Last spring, behind a retail plaza in Bradenton, the crew opened a trench for what was supposed to be a clean conduit run. Paper said routine. Two days in, we hit an abandoned service line that wasn’t on a single drawing, then an irrigation manifold, then about six feet of unmarked fiber that had no business being there. None of it was in the bid. The owner did not love that conversation.
That kind of surprise is exactly why commercial underground electrical utility installation rarely tracks the way the spreadsheet predicts. The situation described in rac.co.uk, “The road to electric – in charts and data [UK]” points to something we feel down here too. More EV load, more data demand, more buildings pulling harder on infrastructure that was buried decades ago by people who are long retired. The ground under most Florida commercial sites is a mess of half-documented runs.
Honest opinion. Most trench problems are not electrical problems. They are planning problems. Locates get treated like a formality. Soft digs get skipped because the schedule is tight. Then somebody is standing over a trench at 4pm trying to figure out who owns the cable they just exposed.

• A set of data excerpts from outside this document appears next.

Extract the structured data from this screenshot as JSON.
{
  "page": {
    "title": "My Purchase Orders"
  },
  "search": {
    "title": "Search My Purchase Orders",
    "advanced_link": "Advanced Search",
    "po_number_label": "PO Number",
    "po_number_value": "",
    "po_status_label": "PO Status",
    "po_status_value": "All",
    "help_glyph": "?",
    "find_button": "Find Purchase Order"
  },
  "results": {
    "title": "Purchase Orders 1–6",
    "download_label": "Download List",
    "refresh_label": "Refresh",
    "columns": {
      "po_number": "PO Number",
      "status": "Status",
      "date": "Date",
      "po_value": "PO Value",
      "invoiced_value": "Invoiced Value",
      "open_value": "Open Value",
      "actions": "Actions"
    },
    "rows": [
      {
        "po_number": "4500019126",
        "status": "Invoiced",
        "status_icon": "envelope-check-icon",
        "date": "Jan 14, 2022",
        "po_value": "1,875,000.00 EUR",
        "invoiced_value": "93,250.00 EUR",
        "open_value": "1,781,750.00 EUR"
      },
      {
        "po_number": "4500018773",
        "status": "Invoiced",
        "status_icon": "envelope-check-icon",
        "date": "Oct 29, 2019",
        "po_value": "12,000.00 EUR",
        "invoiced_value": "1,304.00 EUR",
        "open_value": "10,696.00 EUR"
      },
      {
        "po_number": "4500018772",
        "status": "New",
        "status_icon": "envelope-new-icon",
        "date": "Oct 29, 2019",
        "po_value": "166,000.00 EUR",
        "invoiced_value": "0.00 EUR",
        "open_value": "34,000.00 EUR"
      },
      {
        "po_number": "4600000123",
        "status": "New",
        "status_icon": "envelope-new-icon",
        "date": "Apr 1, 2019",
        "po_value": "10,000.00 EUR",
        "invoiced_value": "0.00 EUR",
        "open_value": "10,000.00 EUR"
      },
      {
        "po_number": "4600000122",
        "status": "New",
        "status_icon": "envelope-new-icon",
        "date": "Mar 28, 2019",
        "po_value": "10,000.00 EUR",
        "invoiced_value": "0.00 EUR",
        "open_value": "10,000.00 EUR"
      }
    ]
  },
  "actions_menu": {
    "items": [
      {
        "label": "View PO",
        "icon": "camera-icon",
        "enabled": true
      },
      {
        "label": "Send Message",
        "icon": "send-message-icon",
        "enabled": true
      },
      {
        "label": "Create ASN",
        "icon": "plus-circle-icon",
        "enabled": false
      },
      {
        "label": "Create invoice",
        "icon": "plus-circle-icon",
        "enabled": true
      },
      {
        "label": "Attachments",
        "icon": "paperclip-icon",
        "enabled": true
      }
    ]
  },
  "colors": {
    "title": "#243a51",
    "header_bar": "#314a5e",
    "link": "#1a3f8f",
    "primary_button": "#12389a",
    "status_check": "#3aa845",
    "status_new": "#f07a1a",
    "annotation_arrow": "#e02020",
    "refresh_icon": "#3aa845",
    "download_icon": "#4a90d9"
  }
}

If a property is adding load, whether that’s EV chargers, a new build pad or a new service entrance, the underground work is where the budget either holds or falls apart. Conduit routing, depth, separation from other utilities, transformer pad coordination with the POCO. None of that is glamorous. All of it costs money when it’s missed.
I’d rather over-investigate a site than write a change order. Customers say the same thing after the second one.
A few things we get asked all the time.
Why does underground work cost more than expected?
Because what’s already buried rarely matches the drawings. Old irrigation, abandoned conduit, unmarked telecom. Every surprise is time, and time is the line item that grows.
Can you trench near an active building without shutting it down?
Usually yes, depending on routing and how close we are to the existing service. Coordination with the utility and a clean plan around the existing electrical equipment is the part that matters.
How deep does commercial conduit need to go?
Depends on the voltage and the location. Under driveways and parking is different from open landscape. Code minimums are a starting point, not the goal.
Do I need a new service if I’m adding chargers or equipment?
Not always. Sometimes the existing service holds. Sometimes it does not. A load study before the trench gets dug is cheaper than figuring it out halfway through.
Skip the locates and you’ll pay for them anyway, just later and with more witnesses.